Великим визирем стал арбанас Аяз-паша, человек мужественный, но глупый и ограниченный, равнодушный ко всему, кроме собственной власти.
Стамбул замер, покоренный и укрощенный, ложился к ногам Роксоланы, все здесь теперь стлалось ей под ноги, но не было радости у нее в душе, торжества в сердце, хотелось вырваться отсюда, бежать, бежать куда глаза глядят, покинуть Стамбул, чтобы, может, и не возвращаться сюда никогда более.
Когда сказала об этом своем желании султану, тот удивился:
— Но ведь в этом городе ты обрела величие!

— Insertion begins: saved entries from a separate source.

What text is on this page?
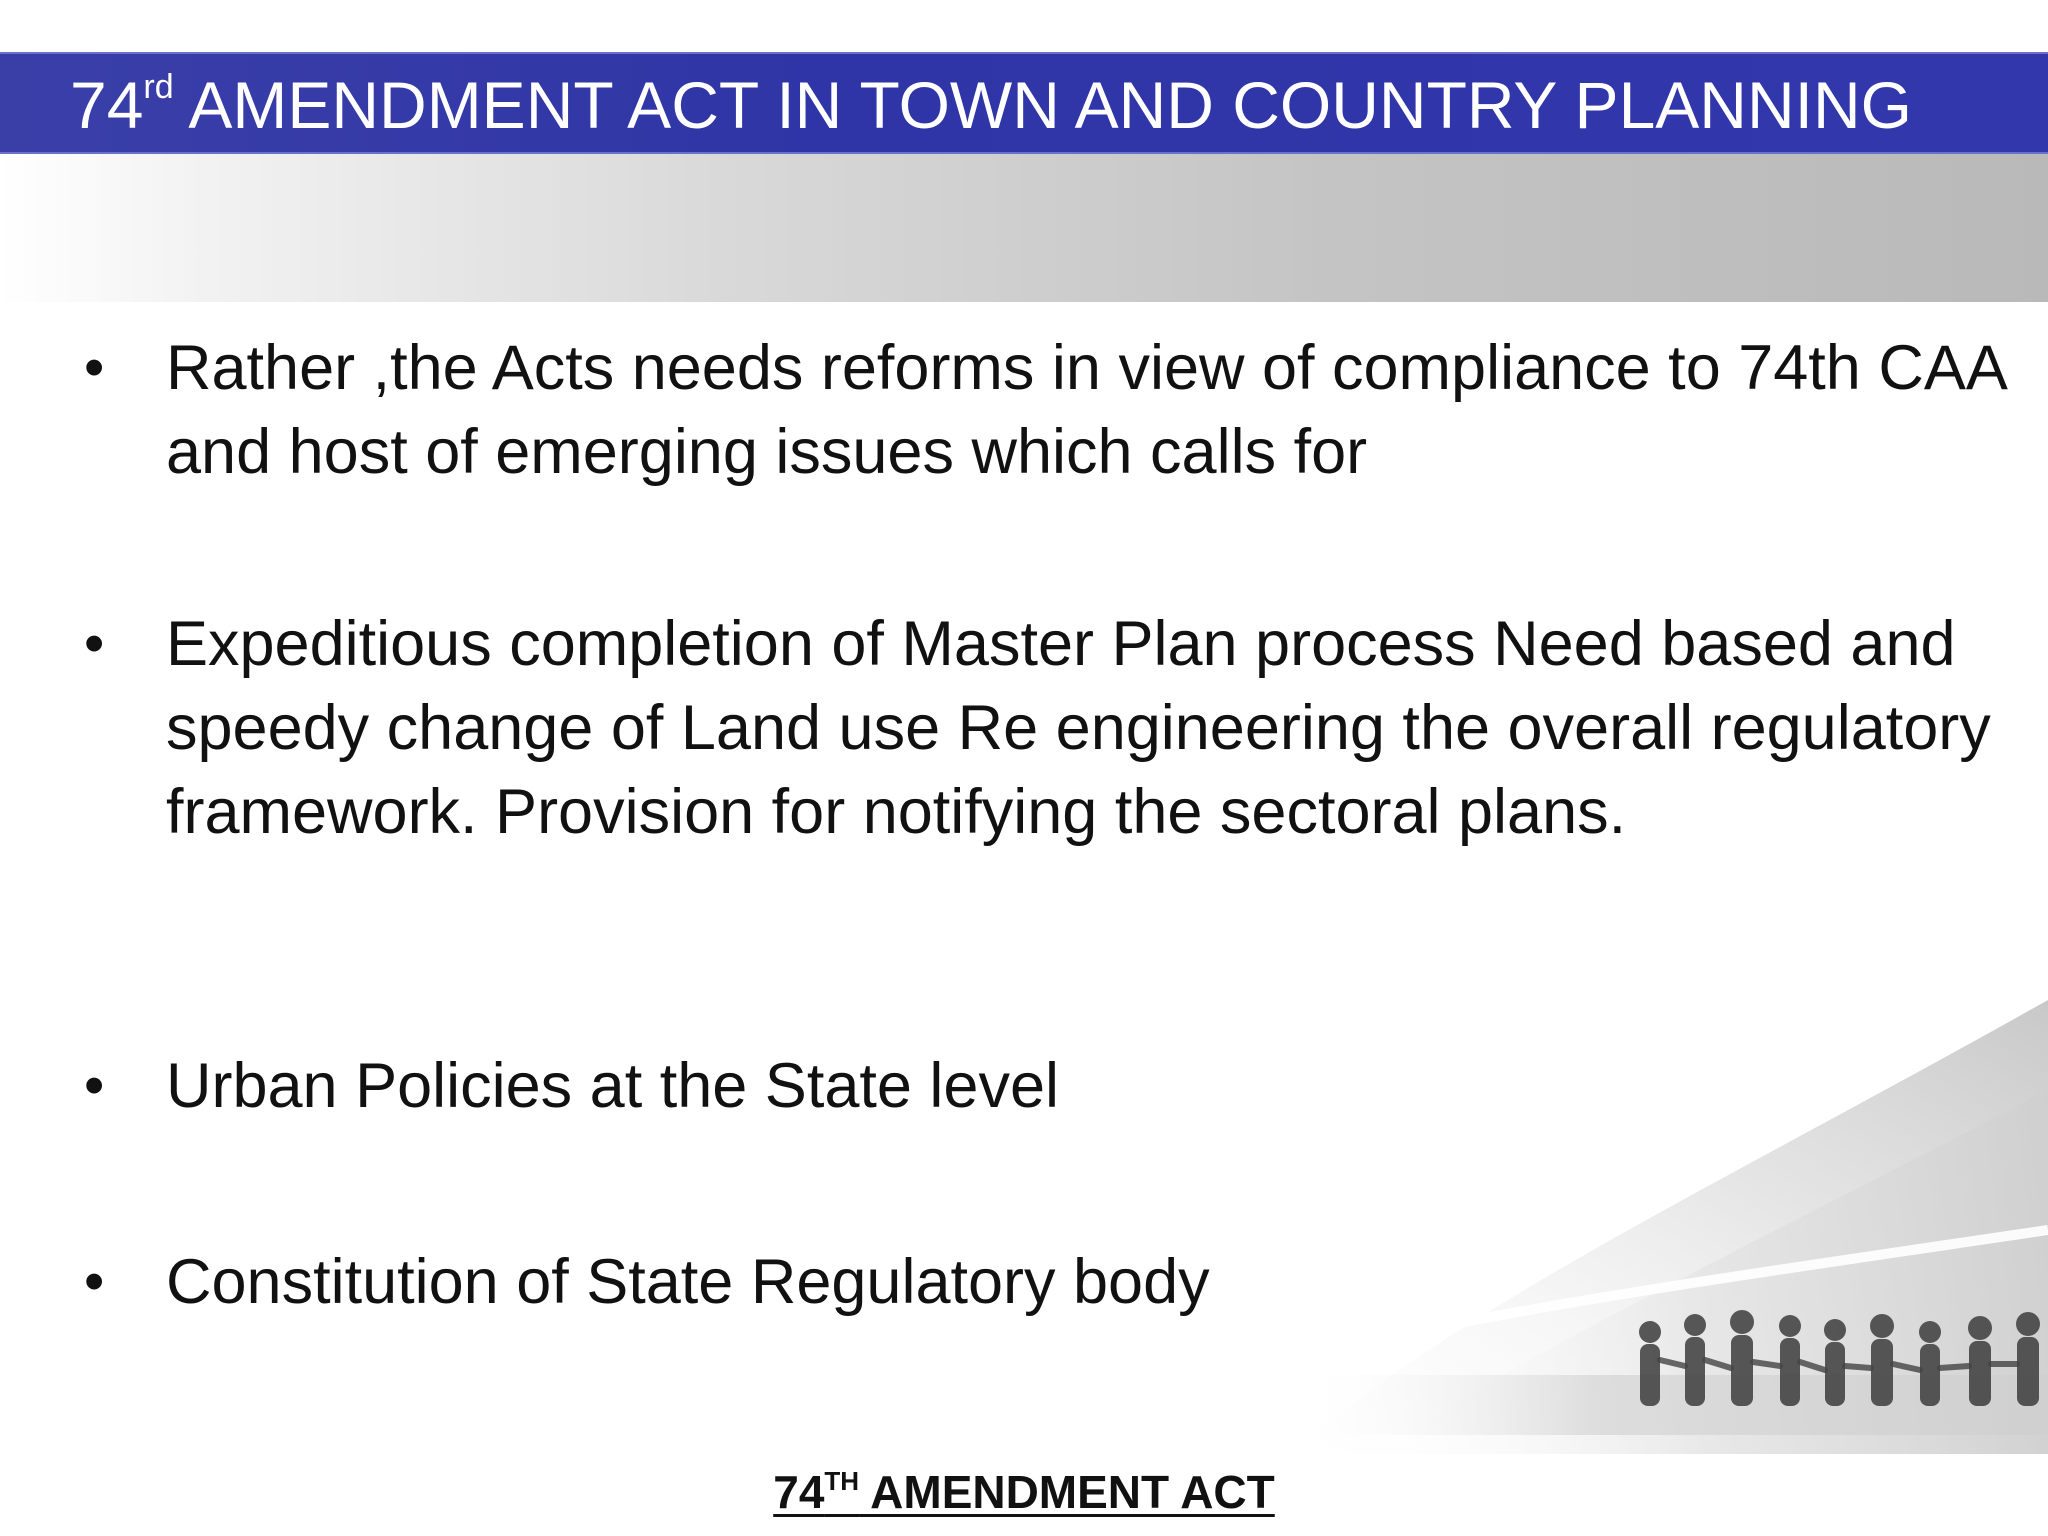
74rd AMENDMENT ACT IN TOWN AND COUNTRY PLANNING
• Rather ,the Acts needs reforms in view of compliance to 74th CAA and host of emerging issues which calls for
• Expeditious completion of Master Plan process Need based and speedy change of Land use Re engineering the overall regulatory framework. Provision for notifying the sectoral plans.
• Urban Policies at the State level
• Constitution of State Regulatory body
74TH AMENDMENT ACT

— Величие? — Она горько засмеялась. — А что я тут видела? Стены Топкапы, запертые покои, слежку евнухов, сады гарема да небо над ними? И весь мир — сквозь кафесу, разве что для султанши приделаны на окнах драгоценные мушарабы. Мой повелитель увезите меня куда-нибудь! Поедем далеко-далеко!
— Куда же? — не понял султан.
— Разве я знаю? Лишь бы подальше от Стамбула!
— Султаны могут ездить только на войну и на охоту!
— О проклятие власти! Увезите меня хотя бы на охоту! В леса и в горы! Повезите, мой султан!
…А теперь скакала в глубину леса, глядя на ту удивительную отвесную вершину, напоминающую высокий белый рог. Сур-кая. Рог-скала. Но по-турецки сур означает не только рог, но и свадьбу. Пусть будет эта скала как бы свадебным ей подарком.